Justiça condena plano de saúde a custear cirurgia de transição de gênero e fixa indenização por danos morais

BrasilJustiça condena plano de saúde a custear cirurgia de transição de gênero e fixa indenização por danos morais

O Tribunal de Justiça do Ceará decidiu condenar a operadora Hapvida Assistência Médica S/A a custear cirurgia de redesignação de gênero de uma mulher trans, além de pagar indenização de R$ 10 mil por danos morais.

A decisão entendeu que a negativa de cobertura por parte do plano de saúde foi indevida, determinando que a operadora arque com o procedimento cirúrgico e com a compensação financeira à beneficiária.

Entenda o caso

De acordo com o processo, a paciente acionou a Justiça após enfrentar dificuldades para realizar a cirurgia pelo plano contratado.
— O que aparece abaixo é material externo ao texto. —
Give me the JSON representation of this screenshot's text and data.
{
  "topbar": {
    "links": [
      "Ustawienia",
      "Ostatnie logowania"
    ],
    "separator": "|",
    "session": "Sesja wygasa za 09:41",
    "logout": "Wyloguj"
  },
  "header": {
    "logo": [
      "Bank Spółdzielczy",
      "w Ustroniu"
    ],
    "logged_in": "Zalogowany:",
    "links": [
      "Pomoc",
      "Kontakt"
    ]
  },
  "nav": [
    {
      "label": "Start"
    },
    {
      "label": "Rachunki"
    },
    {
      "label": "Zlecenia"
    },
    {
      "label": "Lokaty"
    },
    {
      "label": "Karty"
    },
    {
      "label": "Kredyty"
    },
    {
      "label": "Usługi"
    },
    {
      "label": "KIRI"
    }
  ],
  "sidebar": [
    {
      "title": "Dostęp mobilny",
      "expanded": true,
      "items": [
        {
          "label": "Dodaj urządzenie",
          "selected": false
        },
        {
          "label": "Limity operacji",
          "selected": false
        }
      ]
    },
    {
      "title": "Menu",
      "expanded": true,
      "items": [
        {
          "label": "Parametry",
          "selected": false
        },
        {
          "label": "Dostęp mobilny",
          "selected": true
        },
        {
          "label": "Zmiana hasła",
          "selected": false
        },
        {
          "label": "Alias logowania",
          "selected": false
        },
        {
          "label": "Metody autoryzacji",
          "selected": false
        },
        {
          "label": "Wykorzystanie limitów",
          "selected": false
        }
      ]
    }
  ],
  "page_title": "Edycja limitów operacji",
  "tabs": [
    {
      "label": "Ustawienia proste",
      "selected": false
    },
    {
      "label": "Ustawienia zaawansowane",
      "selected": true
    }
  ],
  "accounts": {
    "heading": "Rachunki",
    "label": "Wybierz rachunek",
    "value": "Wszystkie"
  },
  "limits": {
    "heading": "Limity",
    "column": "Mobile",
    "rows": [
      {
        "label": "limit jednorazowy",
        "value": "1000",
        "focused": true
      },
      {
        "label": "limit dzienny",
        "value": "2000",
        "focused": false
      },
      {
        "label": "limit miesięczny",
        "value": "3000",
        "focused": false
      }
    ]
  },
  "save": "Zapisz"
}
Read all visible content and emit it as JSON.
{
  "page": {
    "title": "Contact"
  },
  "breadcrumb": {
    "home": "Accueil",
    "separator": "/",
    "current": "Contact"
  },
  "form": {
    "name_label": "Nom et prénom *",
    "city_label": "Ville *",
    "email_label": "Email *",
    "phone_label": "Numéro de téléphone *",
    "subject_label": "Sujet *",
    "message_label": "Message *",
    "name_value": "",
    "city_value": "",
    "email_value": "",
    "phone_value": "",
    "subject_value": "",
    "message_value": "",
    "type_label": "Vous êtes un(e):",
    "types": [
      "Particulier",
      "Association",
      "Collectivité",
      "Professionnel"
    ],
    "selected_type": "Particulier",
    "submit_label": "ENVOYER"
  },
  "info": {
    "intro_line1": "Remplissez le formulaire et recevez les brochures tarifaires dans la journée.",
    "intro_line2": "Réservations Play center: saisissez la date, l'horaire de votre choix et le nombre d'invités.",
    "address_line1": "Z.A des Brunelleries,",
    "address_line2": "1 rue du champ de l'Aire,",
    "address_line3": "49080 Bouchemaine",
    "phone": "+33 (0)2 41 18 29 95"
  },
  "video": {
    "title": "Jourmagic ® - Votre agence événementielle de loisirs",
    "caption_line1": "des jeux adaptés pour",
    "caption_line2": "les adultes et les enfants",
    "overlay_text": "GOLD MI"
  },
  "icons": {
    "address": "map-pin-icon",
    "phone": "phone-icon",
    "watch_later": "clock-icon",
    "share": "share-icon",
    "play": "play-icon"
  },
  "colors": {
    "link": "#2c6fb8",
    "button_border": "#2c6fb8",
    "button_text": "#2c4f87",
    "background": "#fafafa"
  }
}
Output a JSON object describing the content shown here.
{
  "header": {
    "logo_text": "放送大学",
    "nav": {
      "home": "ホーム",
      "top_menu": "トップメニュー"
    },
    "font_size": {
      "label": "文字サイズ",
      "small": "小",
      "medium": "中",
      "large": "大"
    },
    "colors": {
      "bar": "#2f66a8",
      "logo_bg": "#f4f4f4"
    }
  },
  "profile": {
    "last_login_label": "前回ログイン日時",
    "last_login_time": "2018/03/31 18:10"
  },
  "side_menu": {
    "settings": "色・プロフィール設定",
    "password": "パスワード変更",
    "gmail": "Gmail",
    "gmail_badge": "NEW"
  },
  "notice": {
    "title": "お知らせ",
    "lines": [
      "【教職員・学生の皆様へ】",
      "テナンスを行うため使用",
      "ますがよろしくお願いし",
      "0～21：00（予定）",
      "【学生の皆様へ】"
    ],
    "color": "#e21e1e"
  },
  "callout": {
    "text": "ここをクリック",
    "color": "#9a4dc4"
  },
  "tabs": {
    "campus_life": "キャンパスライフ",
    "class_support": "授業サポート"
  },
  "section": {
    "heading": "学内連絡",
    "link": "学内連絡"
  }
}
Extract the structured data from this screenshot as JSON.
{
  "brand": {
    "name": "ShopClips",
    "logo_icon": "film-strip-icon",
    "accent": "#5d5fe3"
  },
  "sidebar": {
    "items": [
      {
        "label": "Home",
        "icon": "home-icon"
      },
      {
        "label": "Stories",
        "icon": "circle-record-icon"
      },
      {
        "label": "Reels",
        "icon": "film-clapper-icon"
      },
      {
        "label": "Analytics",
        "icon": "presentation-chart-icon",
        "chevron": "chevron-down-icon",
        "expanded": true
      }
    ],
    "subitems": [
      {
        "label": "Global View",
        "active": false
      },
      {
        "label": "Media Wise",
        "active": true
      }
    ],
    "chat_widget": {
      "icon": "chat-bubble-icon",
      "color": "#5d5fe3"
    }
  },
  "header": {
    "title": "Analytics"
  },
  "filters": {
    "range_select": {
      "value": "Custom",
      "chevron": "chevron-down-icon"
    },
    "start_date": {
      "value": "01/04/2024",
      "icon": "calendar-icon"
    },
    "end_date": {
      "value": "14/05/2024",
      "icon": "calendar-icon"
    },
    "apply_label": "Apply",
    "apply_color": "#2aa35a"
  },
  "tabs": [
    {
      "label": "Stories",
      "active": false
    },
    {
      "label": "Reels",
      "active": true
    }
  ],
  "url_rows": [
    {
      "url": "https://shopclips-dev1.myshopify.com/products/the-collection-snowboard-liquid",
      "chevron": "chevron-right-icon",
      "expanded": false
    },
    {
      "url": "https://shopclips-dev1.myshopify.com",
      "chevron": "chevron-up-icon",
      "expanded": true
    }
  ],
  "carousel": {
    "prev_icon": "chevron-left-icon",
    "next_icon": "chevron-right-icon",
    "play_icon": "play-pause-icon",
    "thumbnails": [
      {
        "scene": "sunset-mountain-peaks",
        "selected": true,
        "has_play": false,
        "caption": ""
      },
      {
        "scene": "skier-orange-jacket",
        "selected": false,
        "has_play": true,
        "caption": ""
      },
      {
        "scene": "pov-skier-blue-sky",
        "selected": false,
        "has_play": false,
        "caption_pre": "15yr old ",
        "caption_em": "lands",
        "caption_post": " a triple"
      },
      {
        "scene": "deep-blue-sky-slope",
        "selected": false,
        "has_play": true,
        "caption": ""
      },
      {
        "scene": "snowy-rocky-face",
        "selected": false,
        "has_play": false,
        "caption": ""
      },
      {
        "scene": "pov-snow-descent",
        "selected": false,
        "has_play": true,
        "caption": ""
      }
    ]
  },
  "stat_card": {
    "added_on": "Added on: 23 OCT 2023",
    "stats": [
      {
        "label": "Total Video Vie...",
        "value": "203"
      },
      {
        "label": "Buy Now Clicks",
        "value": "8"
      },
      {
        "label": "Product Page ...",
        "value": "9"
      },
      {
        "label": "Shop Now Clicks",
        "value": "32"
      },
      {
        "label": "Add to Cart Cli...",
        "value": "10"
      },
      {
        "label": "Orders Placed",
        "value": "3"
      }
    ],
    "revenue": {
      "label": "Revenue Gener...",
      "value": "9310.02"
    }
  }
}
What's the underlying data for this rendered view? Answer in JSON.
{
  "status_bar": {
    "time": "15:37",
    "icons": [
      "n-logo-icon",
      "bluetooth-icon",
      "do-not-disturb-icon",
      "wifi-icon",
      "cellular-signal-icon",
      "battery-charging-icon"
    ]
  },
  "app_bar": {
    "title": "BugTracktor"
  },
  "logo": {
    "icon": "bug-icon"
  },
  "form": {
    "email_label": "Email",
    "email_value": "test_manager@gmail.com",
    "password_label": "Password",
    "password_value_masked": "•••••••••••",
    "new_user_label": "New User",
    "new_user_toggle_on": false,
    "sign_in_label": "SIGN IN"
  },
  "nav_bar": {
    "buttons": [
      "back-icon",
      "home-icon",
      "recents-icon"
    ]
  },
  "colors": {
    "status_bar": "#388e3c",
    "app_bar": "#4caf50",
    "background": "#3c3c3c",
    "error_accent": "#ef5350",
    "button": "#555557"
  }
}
Ela relatou que passou por consulta com dois cirurgiões plásticos vinculados à operadora, mas ambos informaram que não realizariam o procedimento por não possuírem expertise específica na área.

Diante da negativa prática — ainda que não formalizada diretamente como exclusão contratual — a beneficiária ingressou com ação judicial alegando que o plano estaria descumprindo sua obrigação de garantir tratamento adequado.

Fundamentação da decisão

O entendimento do Tribunal seguiu a linha já consolidada em decisões superiores que consideram procedimentos de afirmação de gênero como parte do tratamento médico relacionado à saúde física e mental da pessoa diagnosticada com incongruência de gênero.

Magistrados vêm aplicando o Código de Defesa do Consumidor e o entendimento de que, havendo indicação médica e cobertura contratual compatível, a operadora não pode se eximir da obrigação alegando ausência de profissional próprio especializado.

Além disso, o colegiado fixou indenização por danos morais no valor de R$ 10 mil, sob o argumento de que a negativa gerou sofrimento e atraso no tratamento.

Debate jurídico e impacto regulatório

O caso reacende o debate sobre os limites da cobertura obrigatória dos planos de saúde e o papel da Agência Nacional de Saúde Suplementar na definição do rol de procedimentos.

Nos últimos anos, decisões judiciais têm ampliado a interpretação da cobertura contratual, obrigando operadoras a custear tratamentos não previstos expressamente ou que envolvam alta complexidade técnica.

Especialistas apontam que esse tipo de decisão pode gerar impacto financeiro para o setor de saúde suplementar, refletindo em reajustes e reestruturação de contratos. Por outro lado, defensores da ampliação da cobertura argumentam que procedimentos de transição de gênero são reconhecidos por órgãos médicos internacionais como parte do cuidado integral à saúde.

Presunção contratual e precedentes

O entendimento predominante nos tribunais brasileiros tem sido o de que o plano de saúde não pode se limitar a alegar ausência de profissional habilitado dentro de sua rede como justificativa para negar tratamento. Nesses casos, a operadora pode ser obrigada a custear procedimento fora da rede credenciada.

A decisão do TJCE segue essa linha interpretativa.

Até o momento, não há informação sobre eventual recurso por parte da operadora.